El 19 de julio de 1979 la guerrilla sandinista logró, por la vía de las armas y con la ayuda de Jimmy Carter, derrocar la dictadura somocista que gobernó Nicaragua entre 1937 y 1979.
A partir de la fecha, la Revolución Sandinista produjo una guerra en toda Centroamérica gracias al entramado de intereses que afectó directamente las relaciones con Honduras, El Salvador, Guatemala y Costa Rica.
De inmediato, la crisis escaló a nivel hemisférico con la entrada en escena de los EE.UU. (Comisión Kissinger), la creación del Grupo Contadora (México, Venezuela, Colombia y Panamá) y el Grupo de apoyo a Contadora (Argentina, Brasil, Uruguay y Perú), el Plan Arias, los Acuerdos de Esquipulas, entre otros sucesos.

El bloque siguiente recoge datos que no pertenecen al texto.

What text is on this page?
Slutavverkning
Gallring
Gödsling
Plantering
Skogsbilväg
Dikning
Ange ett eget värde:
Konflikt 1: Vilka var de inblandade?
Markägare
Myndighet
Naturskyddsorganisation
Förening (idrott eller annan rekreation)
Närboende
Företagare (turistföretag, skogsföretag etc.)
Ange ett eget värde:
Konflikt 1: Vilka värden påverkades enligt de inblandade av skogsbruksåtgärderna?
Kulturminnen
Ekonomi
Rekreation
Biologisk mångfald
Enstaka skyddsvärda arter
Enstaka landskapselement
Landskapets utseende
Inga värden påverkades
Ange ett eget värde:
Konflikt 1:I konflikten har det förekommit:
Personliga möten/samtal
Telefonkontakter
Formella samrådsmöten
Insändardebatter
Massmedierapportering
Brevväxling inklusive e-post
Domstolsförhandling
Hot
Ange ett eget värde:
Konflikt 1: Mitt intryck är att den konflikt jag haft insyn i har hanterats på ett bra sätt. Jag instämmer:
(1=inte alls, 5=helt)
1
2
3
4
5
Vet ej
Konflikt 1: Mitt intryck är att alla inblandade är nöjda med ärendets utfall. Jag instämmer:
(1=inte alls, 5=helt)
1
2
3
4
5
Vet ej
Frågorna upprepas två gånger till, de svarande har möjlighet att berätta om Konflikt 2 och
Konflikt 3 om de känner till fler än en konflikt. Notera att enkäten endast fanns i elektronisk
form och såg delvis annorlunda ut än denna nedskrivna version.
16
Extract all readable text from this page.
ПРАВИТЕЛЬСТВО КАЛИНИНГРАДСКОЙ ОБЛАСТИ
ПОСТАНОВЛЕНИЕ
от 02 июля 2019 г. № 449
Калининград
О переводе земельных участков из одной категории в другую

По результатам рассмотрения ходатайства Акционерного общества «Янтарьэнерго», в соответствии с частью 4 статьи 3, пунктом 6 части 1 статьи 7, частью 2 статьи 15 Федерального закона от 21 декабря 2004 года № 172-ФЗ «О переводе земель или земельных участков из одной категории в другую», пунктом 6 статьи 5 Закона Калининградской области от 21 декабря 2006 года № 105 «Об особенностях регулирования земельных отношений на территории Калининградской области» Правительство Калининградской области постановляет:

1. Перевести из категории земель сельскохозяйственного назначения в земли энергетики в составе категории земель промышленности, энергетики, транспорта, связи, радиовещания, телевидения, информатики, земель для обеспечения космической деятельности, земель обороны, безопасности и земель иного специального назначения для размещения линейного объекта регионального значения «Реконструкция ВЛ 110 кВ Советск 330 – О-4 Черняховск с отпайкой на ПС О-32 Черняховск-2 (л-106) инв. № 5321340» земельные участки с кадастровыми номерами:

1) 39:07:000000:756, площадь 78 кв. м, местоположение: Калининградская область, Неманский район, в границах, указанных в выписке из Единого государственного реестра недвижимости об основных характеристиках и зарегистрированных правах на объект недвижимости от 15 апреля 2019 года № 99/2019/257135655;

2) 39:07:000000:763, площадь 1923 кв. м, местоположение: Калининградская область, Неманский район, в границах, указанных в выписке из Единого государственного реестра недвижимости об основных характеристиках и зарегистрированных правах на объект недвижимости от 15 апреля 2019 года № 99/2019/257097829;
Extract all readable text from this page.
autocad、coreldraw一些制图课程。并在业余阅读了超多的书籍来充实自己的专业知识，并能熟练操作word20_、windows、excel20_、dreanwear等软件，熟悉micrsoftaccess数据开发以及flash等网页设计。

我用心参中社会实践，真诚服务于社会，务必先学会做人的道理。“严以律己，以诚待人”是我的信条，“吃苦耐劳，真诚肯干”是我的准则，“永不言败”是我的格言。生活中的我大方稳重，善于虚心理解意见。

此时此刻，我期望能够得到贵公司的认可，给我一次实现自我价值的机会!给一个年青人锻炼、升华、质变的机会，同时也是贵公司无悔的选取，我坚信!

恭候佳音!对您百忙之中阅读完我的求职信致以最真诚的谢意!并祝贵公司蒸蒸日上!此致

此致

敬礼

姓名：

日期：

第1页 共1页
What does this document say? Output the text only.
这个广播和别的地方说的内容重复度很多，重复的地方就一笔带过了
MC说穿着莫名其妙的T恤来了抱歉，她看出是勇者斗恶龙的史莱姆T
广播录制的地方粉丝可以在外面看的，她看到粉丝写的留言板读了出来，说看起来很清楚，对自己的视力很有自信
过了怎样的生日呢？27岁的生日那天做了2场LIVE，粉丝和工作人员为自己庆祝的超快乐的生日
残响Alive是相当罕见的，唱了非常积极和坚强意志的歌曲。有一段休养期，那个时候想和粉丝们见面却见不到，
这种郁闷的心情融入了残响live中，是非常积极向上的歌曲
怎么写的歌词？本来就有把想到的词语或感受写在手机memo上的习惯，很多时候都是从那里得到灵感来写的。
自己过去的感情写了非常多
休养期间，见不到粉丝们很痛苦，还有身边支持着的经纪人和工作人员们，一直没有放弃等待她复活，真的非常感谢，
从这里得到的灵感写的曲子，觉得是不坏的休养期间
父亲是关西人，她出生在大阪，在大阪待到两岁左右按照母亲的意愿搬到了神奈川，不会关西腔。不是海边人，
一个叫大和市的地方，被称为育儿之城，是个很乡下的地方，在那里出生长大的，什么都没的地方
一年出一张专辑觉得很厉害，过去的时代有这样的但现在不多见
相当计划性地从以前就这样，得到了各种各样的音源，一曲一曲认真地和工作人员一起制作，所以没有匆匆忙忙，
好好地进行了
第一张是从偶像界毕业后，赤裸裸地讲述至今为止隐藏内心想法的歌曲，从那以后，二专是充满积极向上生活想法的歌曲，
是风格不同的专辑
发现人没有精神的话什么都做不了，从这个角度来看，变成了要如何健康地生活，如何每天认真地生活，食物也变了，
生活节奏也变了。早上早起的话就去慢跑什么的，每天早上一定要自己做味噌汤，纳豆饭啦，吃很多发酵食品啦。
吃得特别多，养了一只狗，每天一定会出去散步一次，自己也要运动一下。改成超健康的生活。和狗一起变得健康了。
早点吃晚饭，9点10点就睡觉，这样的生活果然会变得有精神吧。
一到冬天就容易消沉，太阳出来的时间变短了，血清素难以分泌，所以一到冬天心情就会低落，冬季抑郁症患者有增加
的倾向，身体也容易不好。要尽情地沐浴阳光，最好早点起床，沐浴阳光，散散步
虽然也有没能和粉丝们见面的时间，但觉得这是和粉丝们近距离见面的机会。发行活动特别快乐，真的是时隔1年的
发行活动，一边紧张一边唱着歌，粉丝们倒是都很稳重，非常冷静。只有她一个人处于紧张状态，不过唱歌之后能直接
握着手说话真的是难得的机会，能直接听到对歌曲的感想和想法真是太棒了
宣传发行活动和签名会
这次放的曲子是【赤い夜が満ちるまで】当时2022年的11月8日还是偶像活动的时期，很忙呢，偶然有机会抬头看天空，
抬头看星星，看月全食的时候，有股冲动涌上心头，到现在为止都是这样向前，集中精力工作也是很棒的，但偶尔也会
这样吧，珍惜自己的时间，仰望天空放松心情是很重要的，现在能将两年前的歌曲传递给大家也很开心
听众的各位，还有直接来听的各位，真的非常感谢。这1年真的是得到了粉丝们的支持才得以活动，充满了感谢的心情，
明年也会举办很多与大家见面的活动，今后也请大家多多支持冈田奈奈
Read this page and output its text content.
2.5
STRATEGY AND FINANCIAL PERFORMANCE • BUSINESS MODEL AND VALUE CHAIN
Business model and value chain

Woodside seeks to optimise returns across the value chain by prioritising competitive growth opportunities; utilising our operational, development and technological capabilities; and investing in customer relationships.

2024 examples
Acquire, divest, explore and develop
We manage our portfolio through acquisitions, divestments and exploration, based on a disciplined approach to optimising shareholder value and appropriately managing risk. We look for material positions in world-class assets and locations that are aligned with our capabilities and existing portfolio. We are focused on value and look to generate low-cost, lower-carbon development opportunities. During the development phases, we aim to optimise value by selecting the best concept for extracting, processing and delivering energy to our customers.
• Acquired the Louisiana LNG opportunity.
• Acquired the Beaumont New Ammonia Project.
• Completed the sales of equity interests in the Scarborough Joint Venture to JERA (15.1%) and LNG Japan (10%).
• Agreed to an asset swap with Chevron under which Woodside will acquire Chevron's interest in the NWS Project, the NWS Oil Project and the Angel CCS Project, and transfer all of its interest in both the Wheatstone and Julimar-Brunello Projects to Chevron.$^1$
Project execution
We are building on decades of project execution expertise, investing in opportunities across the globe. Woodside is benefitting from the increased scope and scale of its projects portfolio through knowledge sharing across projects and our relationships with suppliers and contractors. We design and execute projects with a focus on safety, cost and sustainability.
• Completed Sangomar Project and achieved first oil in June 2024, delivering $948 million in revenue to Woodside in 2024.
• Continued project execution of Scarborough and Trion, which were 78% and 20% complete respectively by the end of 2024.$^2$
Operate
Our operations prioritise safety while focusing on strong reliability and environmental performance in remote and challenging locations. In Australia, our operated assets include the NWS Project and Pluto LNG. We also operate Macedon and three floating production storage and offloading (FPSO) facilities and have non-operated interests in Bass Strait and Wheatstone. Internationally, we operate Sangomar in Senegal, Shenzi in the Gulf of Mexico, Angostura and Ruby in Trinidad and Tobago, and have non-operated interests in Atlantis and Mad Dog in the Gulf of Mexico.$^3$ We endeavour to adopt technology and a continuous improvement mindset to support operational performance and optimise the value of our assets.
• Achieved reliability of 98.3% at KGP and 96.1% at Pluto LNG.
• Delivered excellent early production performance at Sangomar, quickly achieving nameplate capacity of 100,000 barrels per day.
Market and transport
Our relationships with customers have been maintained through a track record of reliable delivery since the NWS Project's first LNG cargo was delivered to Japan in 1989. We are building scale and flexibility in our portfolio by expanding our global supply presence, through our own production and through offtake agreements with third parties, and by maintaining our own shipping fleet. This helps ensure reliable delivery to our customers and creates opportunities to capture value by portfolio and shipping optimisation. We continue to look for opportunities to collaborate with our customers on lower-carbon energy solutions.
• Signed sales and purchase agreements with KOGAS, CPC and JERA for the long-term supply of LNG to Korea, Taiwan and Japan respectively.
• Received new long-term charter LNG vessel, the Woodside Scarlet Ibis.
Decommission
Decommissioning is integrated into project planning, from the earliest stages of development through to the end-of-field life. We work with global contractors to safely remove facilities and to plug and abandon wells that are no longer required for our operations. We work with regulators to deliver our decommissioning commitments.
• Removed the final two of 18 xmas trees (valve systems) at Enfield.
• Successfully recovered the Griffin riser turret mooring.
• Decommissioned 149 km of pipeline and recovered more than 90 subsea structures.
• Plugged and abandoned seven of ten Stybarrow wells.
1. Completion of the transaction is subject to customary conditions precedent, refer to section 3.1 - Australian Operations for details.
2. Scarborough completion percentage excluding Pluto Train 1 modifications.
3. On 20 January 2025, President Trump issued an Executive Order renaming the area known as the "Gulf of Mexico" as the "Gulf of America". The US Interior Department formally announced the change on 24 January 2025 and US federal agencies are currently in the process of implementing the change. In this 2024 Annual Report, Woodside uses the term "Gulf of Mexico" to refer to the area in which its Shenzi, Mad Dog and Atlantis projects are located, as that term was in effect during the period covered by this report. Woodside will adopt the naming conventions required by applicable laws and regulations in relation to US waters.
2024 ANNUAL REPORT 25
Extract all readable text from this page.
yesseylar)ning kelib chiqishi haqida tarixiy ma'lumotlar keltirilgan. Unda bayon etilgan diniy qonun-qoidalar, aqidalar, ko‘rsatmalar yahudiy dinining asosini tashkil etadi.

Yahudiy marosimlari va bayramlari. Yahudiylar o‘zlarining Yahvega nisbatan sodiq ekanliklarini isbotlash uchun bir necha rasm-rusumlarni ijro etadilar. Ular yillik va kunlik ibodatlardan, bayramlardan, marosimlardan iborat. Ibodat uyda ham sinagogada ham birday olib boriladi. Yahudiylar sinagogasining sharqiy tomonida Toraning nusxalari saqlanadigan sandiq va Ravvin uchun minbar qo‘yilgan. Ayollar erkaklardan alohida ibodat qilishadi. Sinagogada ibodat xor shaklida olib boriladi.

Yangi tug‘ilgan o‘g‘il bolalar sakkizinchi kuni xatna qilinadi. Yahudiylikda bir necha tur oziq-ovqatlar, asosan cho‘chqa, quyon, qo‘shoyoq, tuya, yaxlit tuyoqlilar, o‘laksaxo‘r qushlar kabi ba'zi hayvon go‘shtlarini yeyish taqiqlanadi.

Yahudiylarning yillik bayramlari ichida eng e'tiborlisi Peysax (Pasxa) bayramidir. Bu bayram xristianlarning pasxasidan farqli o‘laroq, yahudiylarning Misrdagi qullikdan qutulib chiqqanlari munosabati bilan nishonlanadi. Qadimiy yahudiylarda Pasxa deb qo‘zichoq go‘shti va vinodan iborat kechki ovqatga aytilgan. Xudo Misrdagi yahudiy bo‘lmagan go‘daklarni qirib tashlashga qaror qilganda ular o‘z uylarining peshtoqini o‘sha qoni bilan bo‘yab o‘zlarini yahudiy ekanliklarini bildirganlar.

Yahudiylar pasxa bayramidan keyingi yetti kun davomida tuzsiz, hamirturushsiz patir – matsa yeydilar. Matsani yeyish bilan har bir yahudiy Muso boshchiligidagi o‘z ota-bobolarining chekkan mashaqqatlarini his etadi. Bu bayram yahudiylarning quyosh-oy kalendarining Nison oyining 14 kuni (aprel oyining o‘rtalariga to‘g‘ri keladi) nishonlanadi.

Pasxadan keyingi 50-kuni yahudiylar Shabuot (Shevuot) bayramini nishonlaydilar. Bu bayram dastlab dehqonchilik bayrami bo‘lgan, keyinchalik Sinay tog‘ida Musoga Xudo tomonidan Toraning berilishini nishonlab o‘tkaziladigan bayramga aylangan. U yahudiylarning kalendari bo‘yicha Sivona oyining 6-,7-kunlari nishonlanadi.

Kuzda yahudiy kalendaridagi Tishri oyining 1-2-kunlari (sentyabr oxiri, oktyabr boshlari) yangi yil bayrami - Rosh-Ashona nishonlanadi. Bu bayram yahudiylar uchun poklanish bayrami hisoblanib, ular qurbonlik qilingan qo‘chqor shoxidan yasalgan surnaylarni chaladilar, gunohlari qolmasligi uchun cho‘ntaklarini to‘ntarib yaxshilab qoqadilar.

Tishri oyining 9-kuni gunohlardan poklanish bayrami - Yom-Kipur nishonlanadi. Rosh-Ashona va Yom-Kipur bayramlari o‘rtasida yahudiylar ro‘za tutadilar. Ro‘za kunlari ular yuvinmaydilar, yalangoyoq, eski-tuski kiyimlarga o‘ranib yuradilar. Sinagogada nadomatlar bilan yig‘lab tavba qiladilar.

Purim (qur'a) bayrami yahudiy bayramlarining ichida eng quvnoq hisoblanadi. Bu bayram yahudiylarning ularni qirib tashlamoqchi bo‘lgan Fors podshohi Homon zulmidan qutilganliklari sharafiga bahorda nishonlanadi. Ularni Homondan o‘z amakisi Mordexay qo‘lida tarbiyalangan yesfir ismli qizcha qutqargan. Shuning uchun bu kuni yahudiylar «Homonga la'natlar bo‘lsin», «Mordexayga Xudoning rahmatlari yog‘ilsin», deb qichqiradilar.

Obviamente, sucedió algo similar a escala global ya que durante la Guerra Fría era inevitable que actores como el Vaticano fueran ajenos a la crisis, explicando así la visita de Juan Pablo II a Nicaragua en 1983 como tampoco resultó atípico el viaje de Daniel Ortega a la Unión Soviética en 1985 y ni qué decir del famoso escándalo Irán-Contras.
En medio de los efectos geopolíticos a todo nivel, la Revolución buscó legitimarse por vía electoral en 1984 llevando a Ortega a la presidencia por primera vez; y después, en 1990 con un resultado adverso que le valió una derrota parcial en la guerra revolucionaria.
Sin embargo, si hay algo que caracteriza a los movimientos revolucionarios, más allá de su altísima ideologización, es su férrea disciplina político-militar. Explicando, en parte, que Ortega regresara al poder en 2006 y se consolidara, a partir de ese momento, la autocracia sandinista.
Este hecho se sumó al proceso revolucionario de la Venezuela chavista que desencadenó un ciclón populista-autoritario en Ecuador, Argentina, Bolivia, y, en menor medida, en Brasil. Todos los anteriores muy sentimentalmente afines a la dictadura castrista.
Como sabemos, en toda esta historia ha estado presente Daniel Ortega quien, por un lado, ratifica la tradición histórica de la política nicaragüense caracterizada por el personalismo, el populismo, la dictadura, la corrupción y la agresión internacional y, por el otro, representa al típico guerrillero que llegado al poder instaura una dictadura agravando así los problemas que supuestamente pretendía resolver a título de la flamante Revolución.
El saldo: el país hundido en una profunda crisis económica que, según sus farisaicos defensores como en el caso cubano, obedece más a las sanciones de Washington que a la gestión de la Revolución.
Sumado a ello, millones de migrantes, centenares de presos políticos, la oposición criminalizada y Ortega “vencedor” en los comicios, para un cuarto mandato consecutivo, frente a cinco desconocidos opositores que aparecieron en el tarjetón, a última hora, tras ser detenidos siete (léase bien: siete) candidatos que le disputaban al dictador la presidencia.
Y por supuesto, el aplauso silencioso de millones de latinoamericanos que con ínfulas revolucionarias solo dejan entrever su escasísima cultura política como su nula vocación democrática mientras el mundo libre aísla a la criminal tiranía de “Daniel Anastasio Somoza Ortega”.